1.2 Surgical procedure
The patient was transferred immediately to the operating room. During
induction of anesthesia, the patient’s blood pressure dropped to 55/35
mmHg. Median sternotomy and pericardiostomy were performed immediately.
A massive hematoma was removed, improving the patient’s hemodynamic
status. Careful inspection revealed no active bleeding from the aorta.
Exploratory laparotomy showed extensive bowel ischemia, recognized by
intestinal pallor, absence of peristaltic movement, and loss of
pulsation of the main trunk and branches of the SMA. To prevent
progression to irreversible bowel damage, SMA-left external iliac artery
bypass was performed by application of a saphenous vein graft. After
revascularization of the SMA, mesenteric perfusion quickly improved, as
evidenced by pulsation of the intestinal arteries and peristalsis.

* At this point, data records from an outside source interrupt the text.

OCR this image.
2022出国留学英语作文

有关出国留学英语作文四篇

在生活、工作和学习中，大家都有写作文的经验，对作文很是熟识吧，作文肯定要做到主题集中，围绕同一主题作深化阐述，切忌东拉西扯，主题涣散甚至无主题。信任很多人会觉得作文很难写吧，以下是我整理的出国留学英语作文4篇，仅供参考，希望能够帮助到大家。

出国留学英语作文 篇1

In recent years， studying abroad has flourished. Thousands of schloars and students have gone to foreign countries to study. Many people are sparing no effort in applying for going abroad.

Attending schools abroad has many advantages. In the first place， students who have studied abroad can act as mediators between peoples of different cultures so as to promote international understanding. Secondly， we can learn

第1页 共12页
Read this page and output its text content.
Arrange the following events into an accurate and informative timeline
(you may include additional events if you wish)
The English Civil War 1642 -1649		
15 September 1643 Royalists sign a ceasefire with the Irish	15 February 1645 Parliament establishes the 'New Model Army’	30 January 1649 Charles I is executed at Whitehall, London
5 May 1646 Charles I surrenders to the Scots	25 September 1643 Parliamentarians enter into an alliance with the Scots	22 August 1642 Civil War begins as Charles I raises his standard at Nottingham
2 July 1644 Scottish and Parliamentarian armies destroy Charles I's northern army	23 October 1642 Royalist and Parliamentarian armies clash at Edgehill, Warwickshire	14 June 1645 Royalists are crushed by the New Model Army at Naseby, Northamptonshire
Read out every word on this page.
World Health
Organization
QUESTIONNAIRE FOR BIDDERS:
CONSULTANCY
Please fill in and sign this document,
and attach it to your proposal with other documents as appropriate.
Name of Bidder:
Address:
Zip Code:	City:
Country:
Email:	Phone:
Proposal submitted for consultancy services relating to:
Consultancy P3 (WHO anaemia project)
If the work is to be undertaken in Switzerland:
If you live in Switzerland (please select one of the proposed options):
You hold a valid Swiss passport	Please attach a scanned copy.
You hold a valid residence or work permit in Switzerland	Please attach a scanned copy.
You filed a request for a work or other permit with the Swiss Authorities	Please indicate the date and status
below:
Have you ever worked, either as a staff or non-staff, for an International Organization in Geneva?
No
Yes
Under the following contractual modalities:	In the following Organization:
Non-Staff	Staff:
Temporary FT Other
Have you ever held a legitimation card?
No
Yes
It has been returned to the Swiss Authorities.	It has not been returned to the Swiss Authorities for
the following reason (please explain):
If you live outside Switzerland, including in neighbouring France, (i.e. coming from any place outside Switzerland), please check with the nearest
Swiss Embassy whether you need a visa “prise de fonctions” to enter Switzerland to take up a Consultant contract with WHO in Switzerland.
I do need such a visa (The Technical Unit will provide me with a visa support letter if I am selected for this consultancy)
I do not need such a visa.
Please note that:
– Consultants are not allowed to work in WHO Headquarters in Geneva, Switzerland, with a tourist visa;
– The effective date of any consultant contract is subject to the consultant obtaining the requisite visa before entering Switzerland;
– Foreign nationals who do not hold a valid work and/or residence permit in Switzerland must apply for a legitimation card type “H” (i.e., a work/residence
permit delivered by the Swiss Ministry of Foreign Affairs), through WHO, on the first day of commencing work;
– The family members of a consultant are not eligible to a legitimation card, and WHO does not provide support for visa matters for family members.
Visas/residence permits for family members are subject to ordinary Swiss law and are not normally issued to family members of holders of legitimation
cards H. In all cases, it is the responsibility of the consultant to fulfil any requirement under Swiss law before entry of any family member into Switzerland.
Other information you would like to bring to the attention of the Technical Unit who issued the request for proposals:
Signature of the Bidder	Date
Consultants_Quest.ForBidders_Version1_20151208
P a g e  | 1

Cardiopulmonary bypass (CPB) was then established by cannulation of the
right femoral artery and the superior and inferior vena cava and
placement of a left ventricular venting tube via the right upper
pulmonary vein. The patient was cooled to
21.9°C,
and the dissected ascending aorta was excised. The primary entry tear
was resected, and open distal hemiarch replacement was performed. There
were no further signs of mesenteric malperfusion during the surgery. The
abdomen was closed on postoperative day (POD) 1, and the patient was
extubated on POD 2. The postoperative course was uneventful, and CT
performed on POD 7 showed an expanded true lumen, opened side branches
of the abdominal aorta, and patency of the venous graft. The patient was
discharged complication free on POD 20. CT performed 8 months after the
surgery revealed a patent venous graft (Figure 2). Twelve months have
passed since the surgery, and the patient remains healthy.